In 2008, four tribes gave more than $107 million to support Propositions 94 through 97, which passed, allowing them to build extra-large casinos in Southern California. Their opponents spent $64 million.
Public employee unions are certain to spend freely to fight any pension reform initiatives. In 2005, unions beat back Proposition 75, which would have curbed union contributions to political campaigns, outspending supporters $54 million to $6 million.
Derek Cressman, Common Cause's regional director of state operations for Western States, said of California’s expensive initiative campaigns, “I have not seen this pop up as much in other states.” The National Institute on Money in State Politics reported that total spending by ballot measure committees topped $235 million in California in 2010, while Washington was a distant second at nearly $63 million.
McGhee, of the Public Policy Institute, believes about 90 percent of the money spent on campaigns goes to initiatives rather than candidates because “candidates are messy; you don’t know what you’re getting, whether they’re going to support your agenda ...”

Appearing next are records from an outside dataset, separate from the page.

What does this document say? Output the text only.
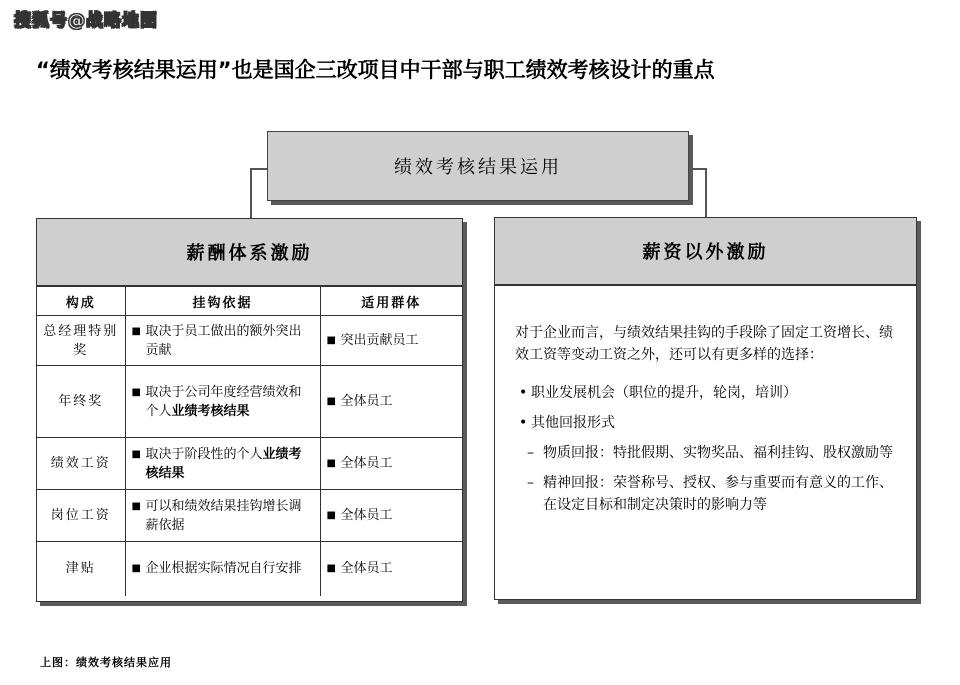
搜狐号@战略地图
“绩效考核结果运用”也是国企三改项目中干部与职工绩效考核设计的重点
绩效考核结果运用
薪酬体系激励
构成	挂钩依据	适用群体
总经理特别奖	■ 取决于员工做出的额外突出贡献	■ 突出贡献员工

年终奖	■ 取决于公司年度经营绩效和个人业绩考核结果	■ 全体员工

绩效工资	■ 取决于阶段性的个人业绩考核结果	■ 全体员工

岗位工资	■ 可以和绩效结果挂钩增长调薪依据	■ 全体员工

津贴	■ 企业根据实际情况自行安排	■ 全体员工
薪资以外激励

对于企业而言，与绩效结果挂钩的手段除了固定工资增长、绩效工资等变动工资之外，还可以有更多样的选择：

• 职业发展机会（职位的提升，轮岗，培训）
• 其他回报形式
– 物质回报：特批假期、实物奖品、福利挂钩、股权激励等
– 精神回报：荣誉称号、授权、参与重要而有意义的工作、在设定目标和制定决策时的影响力等
上图：绩效考核结果应用
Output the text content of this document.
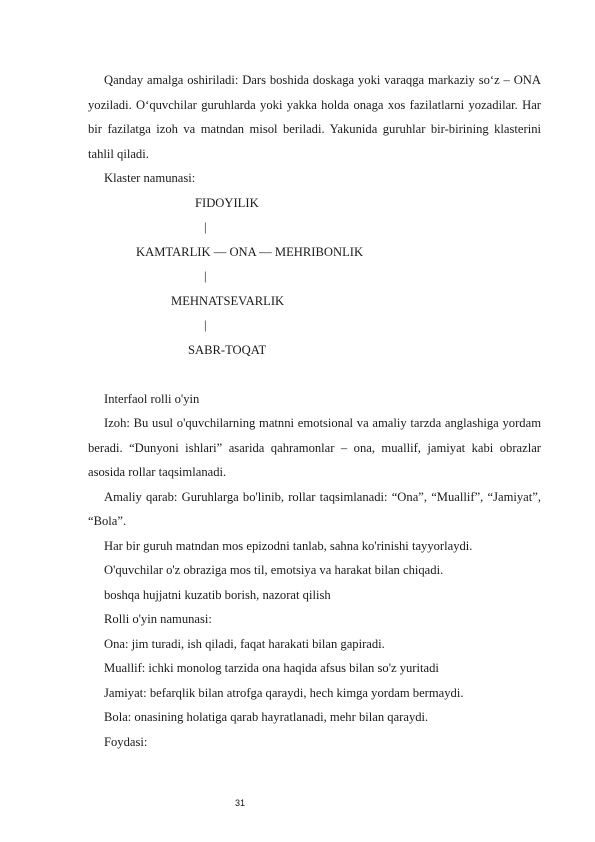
Qanday amalga oshiriladi: Dars boshida doskaga yoki varaqga markaziy so‘z – ONA yoziladi. O‘quvchilar guruhlarda yoki yakka holda onaga xos fazilatlarni yozadilar. Har bir fazilatga izoh va matndan misol beriladi. Yakunida guruhlar bir-birining klasterini tahlil qiladi.

Klaster namunasi:

FIDOYILIK
|
KAMTARLIK — ONA — MEHRIBONLIK
|
MEHNATSEVARLIK
|
SABR-TOQAT

Interfaol rolli o'yin

Izoh: Bu usul o'quvchilarning matnni emotsional va amaliy tarzda anglashiga yordam beradi. “Dunyoni ishlari” asarida qahramonlar – ona, muallif, jamiyat kabi obrazlar asosida rollar taqsimlanadi.

Amaliy qarab: Guruhlarga bo'linib, rollar taqsimlanadi: “Ona”, “Muallif”, “Jamiyat”, “Bola”.

Har bir guruh matndan mos epizodni tanlab, sahna ko'rinishi tayyorlaydi.

O'quvchilar o'z obraziga mos til, emotsiya va harakat bilan chiqadi.

boshqa hujjatni kuzatib borish, nazorat qilish

Rolli o'yin namunasi:

Ona: jim turadi, ish qiladi, faqat harakati bilan gapiradi.

Muallif: ichki monolog tarzida ona haqida afsus bilan so'z yuritadi

Jamiyat: befarqlik bilan atrofga qaraydi, hech kimga yordam bermaydi.

Bola: onasining holatiga qarab hayratlanadi, mehr bilan qaraydi.

Foydasi:

31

Reforming the initiative process
Since the Supreme Court has said initiative campaign contributions can’t be limited because that would interfere with free speech, some political observers have looked for other ways to improve California’s initiative process.
Providing voters with the information they want and need is the approach favored by Kim Alexander, president and founder of the California Voter Foundation, a nonprofit that works on using technology to improve the campaign process.
“My attitude is the money is not going away, the initiative process is not going away; we can’t even think about it. But I think it could be improved.”
Specifically, she wants more disclosure of information about who’s contributing to initiative campaigns to make it easier for voters to decide. “Remember, most initiatives get defeated,” Alexander said. “I think voters really are discriminating. I don’t see that many examples where big money has won a campaign.”
McGhee agreed, saying: “Voters seem to have a bias toward saying no. When they’re uncertain, they say no, which is kind of how it should be.”
One reason for the popularity of initiatives is that voters think they make better public policy decisions than the people they choose to represent them. That’s what six out of 10 likely voters surveyed told the Public Policy Institute of California in September last year.
Voters do support changes in the process, though, the survey found: 81 percent like the idea of providing time for an initiative sponsor and the legislature to discuss a compromise before putting the issue on the ballot, 80 favor better disclosure of who’s paying for signature gathering and initiative campaigns and 73 percent want to require any initiative affecting the budget to identify specifically where the money will come from.
However, Gov. Brown has vetoed three reform bills: SB 334, which would have required listing in the ballot pamphlet the top three contributors for or against a measure; SB 448, requiring signature gatherers to wear a badge; and SB 168, making it a misdemeanor to pay petition circulators by the signature.
Of course, voters could always try to override him. All they need are the will, the wherewithal and 504,760 signatures to try to revamp the initiative process in time-honored California fashion -- with a new initiative of their own.